UPDATE: Watch it too. Thanks Il Genio!


  • Faaannntasticoooooo!!!!

    By Blogger Jose Aguirre, at Wed Sep 14, 06:01:00 pm GMT-4  

  • Cubanito, Cubanito, que haces gustando del fútbol, eh?!?

    Pues que chevere. Pareces el Cubano-Americano perfecto. :)


    By Blogger vbspurs, at Wed Sep 14, 06:13:00 pm GMT-4  

  • Fijate que casi perfecto, ya que nadie es perfecto! :)

    Mi hija menor juega futbol y asi es que yo me he convertido en fanatico de
    futbol despues de viejo!

    Y tu, una mujer que le gustan los deportes, eres casi perfecta tambien! :)

    By Blogger Jose Aguirre, at Wed Sep 14, 10:20:00 pm GMT-4  

  • Mi hija menor juega futbol y asi es que yo me he convertido en fanatico de futbol

    That's wonderful, Jose. I wonder how many previously non-soccer CA dads have been, due to their children getting on the soccer bandwagon.

    despues de viejo!

    Que dices! ;)

    Y tu, una mujer que le gustan los deportes, eres casi perfecta tambien! :)

    I was very athletic when younger, then I broke my leg, and I've been largely sedentary for 4 years!

    Such is life, right?


    By Blogger vbspurs, at Thu Sep 15, 12:37:00 am GMT-4  

  • Somehow I don't picture you sedentary!!!!

    Estoy medio borracho after "boys night out"; hope que no hay muchos typos!!!

    Besos, Jose

    By Blogger Jose Aguirre, at Thu Sep 15, 01:25:00 am GMT-4  

  • Somehow I don't picture you sedentary!!!!

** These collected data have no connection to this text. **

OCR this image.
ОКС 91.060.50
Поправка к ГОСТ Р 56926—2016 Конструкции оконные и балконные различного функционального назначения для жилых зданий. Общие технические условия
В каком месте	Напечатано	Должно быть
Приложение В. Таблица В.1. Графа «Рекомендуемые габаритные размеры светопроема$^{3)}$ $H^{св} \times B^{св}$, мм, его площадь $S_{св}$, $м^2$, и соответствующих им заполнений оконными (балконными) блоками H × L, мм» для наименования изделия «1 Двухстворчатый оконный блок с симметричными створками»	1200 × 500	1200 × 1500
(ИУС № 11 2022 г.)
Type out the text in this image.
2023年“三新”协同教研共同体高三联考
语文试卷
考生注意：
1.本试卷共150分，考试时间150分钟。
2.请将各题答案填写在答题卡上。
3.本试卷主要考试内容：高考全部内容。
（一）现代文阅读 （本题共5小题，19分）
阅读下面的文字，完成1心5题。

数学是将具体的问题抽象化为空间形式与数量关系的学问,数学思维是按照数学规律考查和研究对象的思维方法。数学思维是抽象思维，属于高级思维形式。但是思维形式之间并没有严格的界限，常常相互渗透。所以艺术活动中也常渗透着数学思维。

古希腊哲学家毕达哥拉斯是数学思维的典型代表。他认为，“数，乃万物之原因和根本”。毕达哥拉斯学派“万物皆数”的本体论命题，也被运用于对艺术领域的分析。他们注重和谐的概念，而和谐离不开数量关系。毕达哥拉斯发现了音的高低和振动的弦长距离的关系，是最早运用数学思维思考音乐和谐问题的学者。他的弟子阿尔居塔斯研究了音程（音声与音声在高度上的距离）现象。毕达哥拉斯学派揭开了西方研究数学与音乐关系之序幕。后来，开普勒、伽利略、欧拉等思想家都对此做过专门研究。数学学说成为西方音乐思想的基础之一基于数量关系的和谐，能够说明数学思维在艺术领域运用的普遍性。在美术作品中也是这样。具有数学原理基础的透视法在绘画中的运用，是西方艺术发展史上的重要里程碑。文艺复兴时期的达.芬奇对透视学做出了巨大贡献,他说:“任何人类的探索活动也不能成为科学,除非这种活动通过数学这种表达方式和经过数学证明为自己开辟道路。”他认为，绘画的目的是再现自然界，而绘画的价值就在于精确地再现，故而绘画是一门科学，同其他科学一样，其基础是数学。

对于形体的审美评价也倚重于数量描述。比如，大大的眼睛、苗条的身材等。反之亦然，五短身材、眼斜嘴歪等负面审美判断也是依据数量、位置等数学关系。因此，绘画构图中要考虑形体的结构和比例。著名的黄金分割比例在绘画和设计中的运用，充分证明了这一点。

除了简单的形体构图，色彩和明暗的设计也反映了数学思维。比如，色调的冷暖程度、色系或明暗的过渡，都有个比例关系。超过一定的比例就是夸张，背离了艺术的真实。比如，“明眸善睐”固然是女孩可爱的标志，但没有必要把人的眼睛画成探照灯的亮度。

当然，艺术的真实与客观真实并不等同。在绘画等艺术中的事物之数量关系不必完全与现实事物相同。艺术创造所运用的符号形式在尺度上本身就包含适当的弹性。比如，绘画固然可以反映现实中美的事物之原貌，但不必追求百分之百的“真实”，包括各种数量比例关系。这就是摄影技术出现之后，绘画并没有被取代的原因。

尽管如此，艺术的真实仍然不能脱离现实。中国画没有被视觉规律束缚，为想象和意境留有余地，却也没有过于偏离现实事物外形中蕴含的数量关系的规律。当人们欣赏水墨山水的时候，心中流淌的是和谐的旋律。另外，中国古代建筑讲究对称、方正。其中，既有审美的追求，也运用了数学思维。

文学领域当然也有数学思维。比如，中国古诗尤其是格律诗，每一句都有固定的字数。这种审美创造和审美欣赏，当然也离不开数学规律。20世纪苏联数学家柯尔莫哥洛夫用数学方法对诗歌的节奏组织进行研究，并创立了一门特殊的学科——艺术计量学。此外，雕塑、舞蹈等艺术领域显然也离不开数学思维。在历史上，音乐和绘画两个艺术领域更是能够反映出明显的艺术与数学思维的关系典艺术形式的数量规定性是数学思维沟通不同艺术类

    Well, it's been 6 months since I went blading in Lincoln Road. Que pena.

    Estoy medio borracho after "boys night out"; hope que no hay muchos typos!!!

    Shaken, but not stirred, Jose.

    Y cuidado con no parkear en la loma del vecino!


    By Blogger vbspurs, at Thu Sep 15, 02:15:00 am GMT-4  

  • Pffft.
    I've scored better at 5-a-side ;-)

    By Blogger Kullrad, at Thu Sep 15, 06:52:00 am GMT-4  

  • Parkear under the influence? I think I need to be careful and not BUI (Blog Under Influence) in the future!!!

    The toughest part last night was interpreting those letters I had to copy in order to post!

    By Blogger Jose Aguirre, at Thu Sep 15, 08:58:00 am GMT-4  

  • Great goal, but I have to admit the best (and funniest) part was listening to the Argentinian call. If the goal scorer's name was, say, Garcia instead of Kaka, the goal call wouldn't have been anything special.

    Just let your imagination run a little to see what I mean (it helps to know that "Kaka", pronounced with the accent on the first 'a', is Spanish for bowel movement). ;)

    Cheers from another Cuban-American soccer (futbol) fan.